I object to the proposed $1.9 billion I-94 highway rebuilding and expansion
project. My objections include:

Need to Prioritize Transit: I object to the state spending $1.9 billion on highways - including $200 million to add lanes to I-94 - when Wisconsin has not provided adequate state funding for existing transit systems and for widely desired planned expansions (like the KRM), and when the state requires local taxpayers to assume a vastly disproportionate share of the funding for transit. Transit is a vital resource to ensure equity for the large numbers of low income and minority residents and persons with disabilities who lack vehicles; to help reduce air pollution; to limit urban sprawl; and to improve urban development opportunities. The state needs to
prioritize AND PAY FOR those transit improvements - and it should do that before it builds yet another expanded highway. WisDOT needs to change its focus and use transit expansion to try to reduce the need for bigger highways.

Need to Prevent Loss of Milwaukee Development: I object to the construction of a new, multi-million dollar interchange at Drexel Ave., especially when WisDOT admits in the DEIS that constructing the interchange could hurt development and redevelopment efforts in the city of Milwaukee while encouraging development on unused, green, suburban land.

Air Quality and Health Effects: Numerous studies show that traffic-generated< particulates and pollution have adverse affects on health, particularly among children. A recent study shows that students attending schools within 500 meters of a freeway can suffer permanent lung damage. In Milwaukee, there are at least ten schools within 500 meters of the North-South freeway
within the project area, including at least two schools virtually adjacent to the highway. There has been no meaningful analysis of how the multi-year construction itself, or increased travel generated by highway expansion, will affect the health of those students and other neighborhood residents, and no plan to prevent harm.

Environmental Effects: In addition to air pollution, the plan does not deal adequately with the loss of wetlands; the stormwater and related runoff and potential flooding and/or water pollution that paving more land for a bigger highway could cause; or the potential harm to many threatened and endangered species.

Lack of Plan to Fund Big Highways: I object to the lack of any concrete funding plan.

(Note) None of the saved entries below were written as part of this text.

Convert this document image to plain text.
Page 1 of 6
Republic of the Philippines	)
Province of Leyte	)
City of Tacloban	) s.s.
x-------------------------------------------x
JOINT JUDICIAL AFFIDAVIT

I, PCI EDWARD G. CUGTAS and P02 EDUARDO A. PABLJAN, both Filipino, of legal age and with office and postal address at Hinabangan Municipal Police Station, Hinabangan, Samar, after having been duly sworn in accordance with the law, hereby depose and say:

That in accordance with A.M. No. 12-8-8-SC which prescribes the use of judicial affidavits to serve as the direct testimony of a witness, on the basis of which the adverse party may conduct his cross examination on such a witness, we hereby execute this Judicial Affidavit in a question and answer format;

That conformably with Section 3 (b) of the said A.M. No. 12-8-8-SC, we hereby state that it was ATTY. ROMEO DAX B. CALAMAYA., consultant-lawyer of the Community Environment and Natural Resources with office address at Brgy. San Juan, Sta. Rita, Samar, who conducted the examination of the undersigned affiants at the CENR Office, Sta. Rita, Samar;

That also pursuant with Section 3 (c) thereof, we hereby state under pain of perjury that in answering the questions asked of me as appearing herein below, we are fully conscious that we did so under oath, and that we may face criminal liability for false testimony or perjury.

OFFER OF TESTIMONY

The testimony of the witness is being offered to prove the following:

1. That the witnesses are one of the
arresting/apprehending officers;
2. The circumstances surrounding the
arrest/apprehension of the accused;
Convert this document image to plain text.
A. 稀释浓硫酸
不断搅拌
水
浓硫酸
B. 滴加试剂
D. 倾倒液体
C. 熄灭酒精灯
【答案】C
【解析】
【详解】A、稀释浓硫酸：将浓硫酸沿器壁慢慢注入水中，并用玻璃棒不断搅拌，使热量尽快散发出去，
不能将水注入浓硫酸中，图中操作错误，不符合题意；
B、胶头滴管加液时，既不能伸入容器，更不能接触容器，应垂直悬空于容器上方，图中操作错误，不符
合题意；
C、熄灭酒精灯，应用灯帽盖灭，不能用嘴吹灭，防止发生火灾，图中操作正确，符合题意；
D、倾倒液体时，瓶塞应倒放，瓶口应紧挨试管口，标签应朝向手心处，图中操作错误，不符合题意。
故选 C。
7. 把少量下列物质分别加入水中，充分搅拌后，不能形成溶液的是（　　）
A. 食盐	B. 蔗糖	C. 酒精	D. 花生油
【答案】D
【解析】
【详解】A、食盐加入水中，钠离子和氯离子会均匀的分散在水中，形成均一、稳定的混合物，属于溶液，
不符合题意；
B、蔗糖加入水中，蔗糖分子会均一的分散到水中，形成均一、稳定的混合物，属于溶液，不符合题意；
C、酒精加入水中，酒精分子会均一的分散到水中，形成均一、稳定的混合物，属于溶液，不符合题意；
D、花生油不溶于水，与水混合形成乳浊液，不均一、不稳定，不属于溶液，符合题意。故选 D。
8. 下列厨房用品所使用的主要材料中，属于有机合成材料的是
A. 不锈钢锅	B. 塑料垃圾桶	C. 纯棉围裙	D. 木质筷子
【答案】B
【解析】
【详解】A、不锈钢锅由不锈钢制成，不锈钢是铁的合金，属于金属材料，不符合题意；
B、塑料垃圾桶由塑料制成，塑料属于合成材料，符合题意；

The state needs to decide how this project will be funded before it commits to multi-billion dollar expenditures. State residents have a right to know how this will affect their taxes and transportation fees and the state s financial outlook. They also have a right to know how a project that will absorb so many resources will affect other needed projects; I am
concerned that funding shortfalls could divert even more money to big highway projects and lead to further decreases in state money for transit, and for local governments to maintain local roads. I object to the unreasonably low inflation estimatese (the DEIS uses a 3% estimate while
American Road & Transportation Builders Association reported in October that over thepast three years, "annual highway and street construction material prices have increased nearly 32 percent." And I object to the unreasonable estimate that gasoline will cost $2.30 a gallon.